ATP hidroliz reaksiyonu alikotları içeren seyreltilmiş numuneleri oda sıcaklığında her zaman noktasından çözün. Ardından, numuneler ve fosfat standartlarını içeren 96 oyuklu bir plaka hazırlayın. 0.5 mililitrelik bir tüpte, fosfat standardını 800 mikromolar ila 40 mikromolar arasında, standartın 5.5 mikrolitresini 104.5 mikrolitre HNG tamponuna ekleyerek seyreltin.

İyice karıştırın ve bu 40 mikromolar fosfat standardından 100 mikrolitreyi 96 oyuklu plakanın A1 kuyusuna ekleyin. Fosfat standardının bire bir seri seyreltmeleri için B1'den H1'e kadar olan kuyulara 50 mikrolitre HNG tamponu ekleyin. A1 kuyusundan 50 mikrolitre 40 mikromolar fosfatı çıkarın, B1 kuyusundaki 50 mikrolitre tahlil tamponuna ekleyin ve karıştırın.

Daha sonra B1 kuyusundan 50 mikrolitre çıkarın ve C1 kuyusuna ekleyin, G1 kuyusu boyunca seyreltmeye devam edin. Her kuyucuğun aynı hacme sahip olduğundan emin olmak için karıştırdıktan sonra G50 kuyusundan 1 mikrolitre atın. Peki, H1, 40 ila sıfır mikromolar arasında bir fosfat standardı oluşturmak için sadece tampon içermelidir. Daha sonra, her numuneden 50 mikrolitre çift olarak plakaya ekleyin.

Aynı zaman noktasından örnekleri sütunlara dikey olarak ve farklı zaman noktalarından yatay olarak ekleyin. Bu, plaka başına sekiz adede kadar numuneye ve beş zaman noktasına izin verir. Numuneleri ve standartları içeren kuyucukların her birine 100 mikrolitre eklemek için yeterli miktarda malakit yeşil meliptat fosfat tespit reaktifini çıkarmak için steril bir pipet kullanın.

Çok kanallı bir pipet kullanarak kolay pipetleme için algılama reaktifini bir tabağa ekleyin. Fosfat kontaminasyonu meydana gelme olasılığı yüksek olduğundan, algılama reaktifini doğrudan tabağa dökmeyin. Çok kanallı bir pipet kullanarak, her bir oyuğa 100 mikrolitre fosfat algılama reaktifi ekleyin ve son zaman noktasından ilk zaman noktasına kadar sırayla çalışarak, kabarcıklar eklemeden tutarlı sayıda yukarı ve aşağı pipetleyerek dikkatlice karıştırın.

Plakayı oda sıcaklığında 25 dakika veya üreticinin talimatlarına göre bırakın.

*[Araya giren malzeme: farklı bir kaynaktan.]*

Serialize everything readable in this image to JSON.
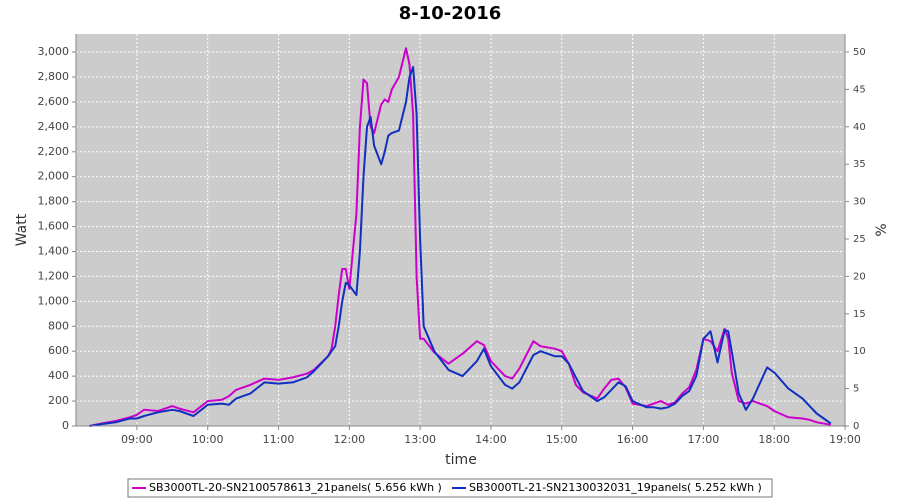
{
  "chart_data": {
    "type": "line",
    "title": "8-10-2016",
    "x_label": "time",
    "y_label": "Watt",
    "y2_label": "%",
    "x": [
      8.33,
      8.5,
      8.7,
      8.9,
      9.0,
      9.1,
      9.3,
      9.5,
      9.6,
      9.8,
      10.0,
      10.2,
      10.3,
      10.4,
      10.6,
      10.8,
      11.0,
      11.2,
      11.4,
      11.5,
      11.7,
      11.75,
      11.8,
      11.85,
      11.9,
      11.95,
      12.0,
      12.1,
      12.15,
      12.2,
      12.25,
      12.3,
      12.35,
      12.45,
      12.5,
      12.55,
      12.6,
      12.7,
      12.8,
      12.85,
      12.9,
      12.95,
      13.0,
      13.05,
      13.2,
      13.4,
      13.6,
      13.8,
      13.9,
      14.0,
      14.2,
      14.3,
      14.4,
      14.6,
      14.7,
      14.9,
      15.0,
      15.1,
      15.2,
      15.3,
      15.5,
      15.6,
      15.7,
      15.8,
      15.9,
      16.0,
      16.2,
      16.3,
      16.4,
      16.5,
      16.6,
      16.7,
      16.8,
      16.9,
      17.0,
      17.1,
      17.2,
      17.3,
      17.35,
      17.4,
      17.5,
      17.6,
      17.7,
      17.9,
      18.0,
      18.2,
      18.4,
      18.5,
      18.6,
      18.8
    ],
    "series": [
      {
        "name": "SB3000TL-20-SN2100578613_21panels( 5.656 kWh )",
        "color": "#cc00cc",
        "values": [
          0,
          20,
          40,
          70,
          90,
          130,
          120,
          160,
          140,
          110,
          200,
          210,
          240,
          290,
          330,
          380,
          370,
          390,
          420,
          450,
          560,
          620,
          800,
          1050,
          1260,
          1260,
          1100,
          1700,
          2400,
          2780,
          2750,
          2400,
          2350,
          2580,
          2620,
          2600,
          2700,
          2800,
          3030,
          2900,
          2500,
          1200,
          700,
          700,
          590,
          500,
          580,
          680,
          650,
          520,
          400,
          380,
          460,
          680,
          640,
          620,
          600,
          500,
          330,
          270,
          220,
          300,
          370,
          380,
          310,
          180,
          160,
          180,
          200,
          170,
          190,
          260,
          310,
          450,
          700,
          680,
          600,
          780,
          700,
          430,
          200,
          180,
          200,
          160,
          120,
          70,
          60,
          50,
          30,
          10
        ]
      },
      {
        "name": "SB3000TL-21-SN2130032031_19panels( 5.252 kWh )",
        "color": "#1030c0",
        "values": [
          0,
          15,
          30,
          60,
          60,
          80,
          110,
          130,
          120,
          80,
          170,
          180,
          170,
          220,
          260,
          350,
          340,
          350,
          390,
          440,
          560,
          600,
          640,
          800,
          1000,
          1150,
          1130,
          1050,
          1400,
          2000,
          2400,
          2480,
          2250,
          2100,
          2200,
          2330,
          2350,
          2370,
          2600,
          2800,
          2880,
          2500,
          1500,
          800,
          600,
          450,
          400,
          520,
          620,
          480,
          330,
          300,
          350,
          570,
          600,
          560,
          560,
          500,
          390,
          280,
          200,
          230,
          290,
          350,
          320,
          200,
          150,
          150,
          140,
          150,
          180,
          240,
          280,
          400,
          700,
          760,
          510,
          770,
          760,
          600,
          260,
          130,
          220,
          470,
          430,
          300,
          220,
          160,
          100,
          20
        ]
      }
    ],
    "xlim": [
      8.14,
      19.0
    ],
    "xticks": [
      {
        "value": 9,
        "label": "09:00"
      },
      {
        "value": 10,
        "label": "10:00"
      },
      {
        "value": 11,
        "label": "11:00"
      },
      {
        "value": 12,
        "label": "12:00"
      },
      {
        "value": 13,
        "label": "13:00"
      },
      {
        "value": 14,
        "label": "14:00"
      },
      {
        "value": 15,
        "label": "15:00"
      },
      {
        "value": 16,
        "label": "16:00"
      },
      {
        "value": 17,
        "label": "17:00"
      },
      {
        "value": 18,
        "label": "18:00"
      },
      {
        "value": 19,
        "label": "19:00"
      }
    ],
    "ylim": [
      0,
      3145
    ],
    "yticks": [
      0,
      200,
      400,
      600,
      800,
      {
        "value": 1000,
        "label": "1,000"
      },
      {
        "value": 1200,
        "label": "1,200"
      },
      {
        "value": 1400,
        "label": "1,400"
      },
      {
        "value": 1600,
        "label": "1,600"
      },
      {
        "value": 1800,
        "label": "1,800"
      },
      {
        "value": 2000,
        "label": "2,000"
      },
      {
        "value": 2200,
        "label": "2,200"
      },
      {
        "value": 2400,
        "label": "2,400"
      },
      {
        "value": 2600,
        "label": "2,600"
      },
      {
        "value": 2800,
        "label": "2,800"
      },
      {
        "value": 3000,
        "label": "3,000"
      }
    ],
    "y2lim": [
      0,
      52.4
    ],
    "y2ticks": [
      0,
      5,
      10,
      15,
      20,
      25,
      30,
      35,
      40,
      45,
      50
    ],
    "grid": true
  }
}
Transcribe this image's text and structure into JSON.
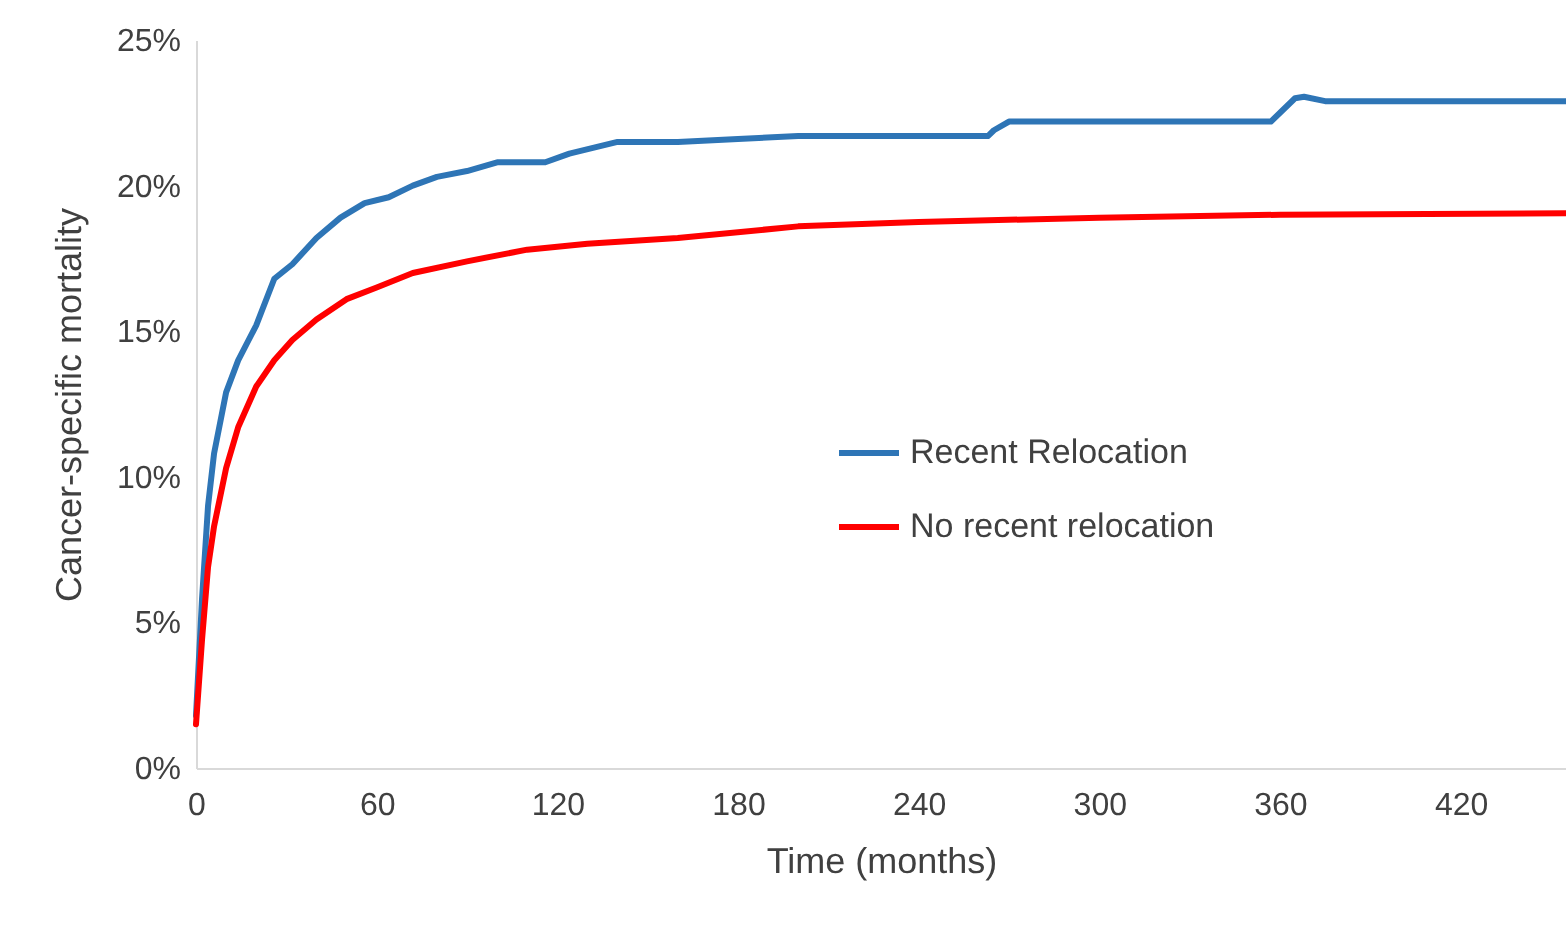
{
  "chart_data": {
    "type": "line",
    "xlabel": "Time (months)",
    "ylabel": "Cancer-specific mortality",
    "xlim": [
      0,
      455
    ],
    "xticks": [
      0,
      60,
      120,
      180,
      240,
      300,
      360,
      420
    ],
    "ylim": [
      0,
      25
    ],
    "yticks": [
      {
        "value": 0,
        "label": "0%"
      },
      {
        "value": 5,
        "label": "5%"
      },
      {
        "value": 10,
        "label": "10%"
      },
      {
        "value": 15,
        "label": "15%"
      },
      {
        "value": 20,
        "label": "20%"
      },
      {
        "value": 25,
        "label": "25%"
      }
    ],
    "grid": false,
    "legend": "right",
    "marker": "none",
    "line_style": "solid",
    "series": [
      {
        "name": "Recent Relocation",
        "color": "#2e75b6",
        "x": [
          0,
          2,
          4,
          6,
          10,
          14,
          20,
          26,
          32,
          40,
          48,
          56,
          64,
          72,
          80,
          90,
          100,
          116,
          124,
          140,
          160,
          180,
          200,
          263,
          265,
          270,
          357,
          365,
          368,
          375,
          455
        ],
        "values": [
          1.8,
          5.8,
          9.0,
          10.8,
          12.9,
          14.0,
          15.2,
          16.8,
          17.3,
          18.2,
          18.9,
          19.4,
          19.6,
          20.0,
          20.3,
          20.5,
          20.8,
          20.8,
          21.1,
          21.5,
          21.5,
          21.6,
          21.7,
          21.7,
          21.9,
          22.2,
          22.2,
          23.0,
          23.05,
          22.9,
          22.9
        ]
      },
      {
        "name": "No recent relocation",
        "color": "#ff0000",
        "x": [
          0,
          2,
          4,
          6,
          10,
          14,
          20,
          26,
          32,
          40,
          50,
          60,
          72,
          90,
          110,
          130,
          160,
          200,
          240,
          300,
          360,
          455
        ],
        "values": [
          1.5,
          4.4,
          6.9,
          8.3,
          10.3,
          11.7,
          13.1,
          14.0,
          14.7,
          15.4,
          16.1,
          16.5,
          17.0,
          17.4,
          17.8,
          18.0,
          18.2,
          18.6,
          18.75,
          18.9,
          19.0,
          19.05
        ]
      }
    ]
  }
}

Sonuçları ölçmek için, bir emicilik mikro plaka okuyucu kullanarak numunelerin 650 nanometrede absorbansını okuyun. Kinetik ve son nokta ATPazların temsili sonuçları gösterilir, burada tip iki sekresyon ATPase / EPSE'nin vahşi tip ve mutant formlarının aktivitesi, uyarıcı bir kardiyolipinin varlığında ve yokluğunda belirlenir.

Burada gösterilen, kinetik kardiyolipin ile uyarılmış bir ATPaz'ın sonuçlarıdır, vahşi tip EPSE ve bir çift lizin mutantı için zaman içinde doğrusal fosfat salınımını gösterir ve sığır serum albümini negatif kontrol olarak işlev görür. Bu veriler, her bir proteinin ATPaz aktivitesini ölçmek ve karşılaştırmak için dakikada salınan fosfat miktarının protein konsantrasyonuna bölünmesi olarak temsil edilebilir. Veriler, iki lizin kalıntısının, K417 ve K419'un, EPSE'nin kardiyolipin ile uyarılan ATPaz aktivitesine katkıda bulunduğunu göstermektedir.

Kardiyolipin stimülasyonu olmadan aynı proteinlerin ATPaz aktivitesinin karşılaştırılması, bu iki lizin kalıntısının EPSE'nin düşük bazal aktivitesine katkıda bulunmadığını, bunun yerine proteinin kardiyolipin tarafından uyarılma kabiliyetine katkıda bulunduğunu göstermektedir. Bu videoyu izledikten sonra, saflaştırılmış proteinlerin ATPaz aktivitesinin nasıl hızlı ve doğru bir şekilde ölçüleceğini iyi anlamış olmalısınız. Bu prosedürü denerken, fosfat tespit reaktifinin hassasiyetini dikkate almak önemlidir.

Fosfat kontaminasyonunu önlemek için, tek kullanımlık plastik malzeme ve ultra saf su kullanmanızı ve protein saflaştırmasının ardından boyut dışlama veya iyon değişim kromatografisi yapmanızı öneririz.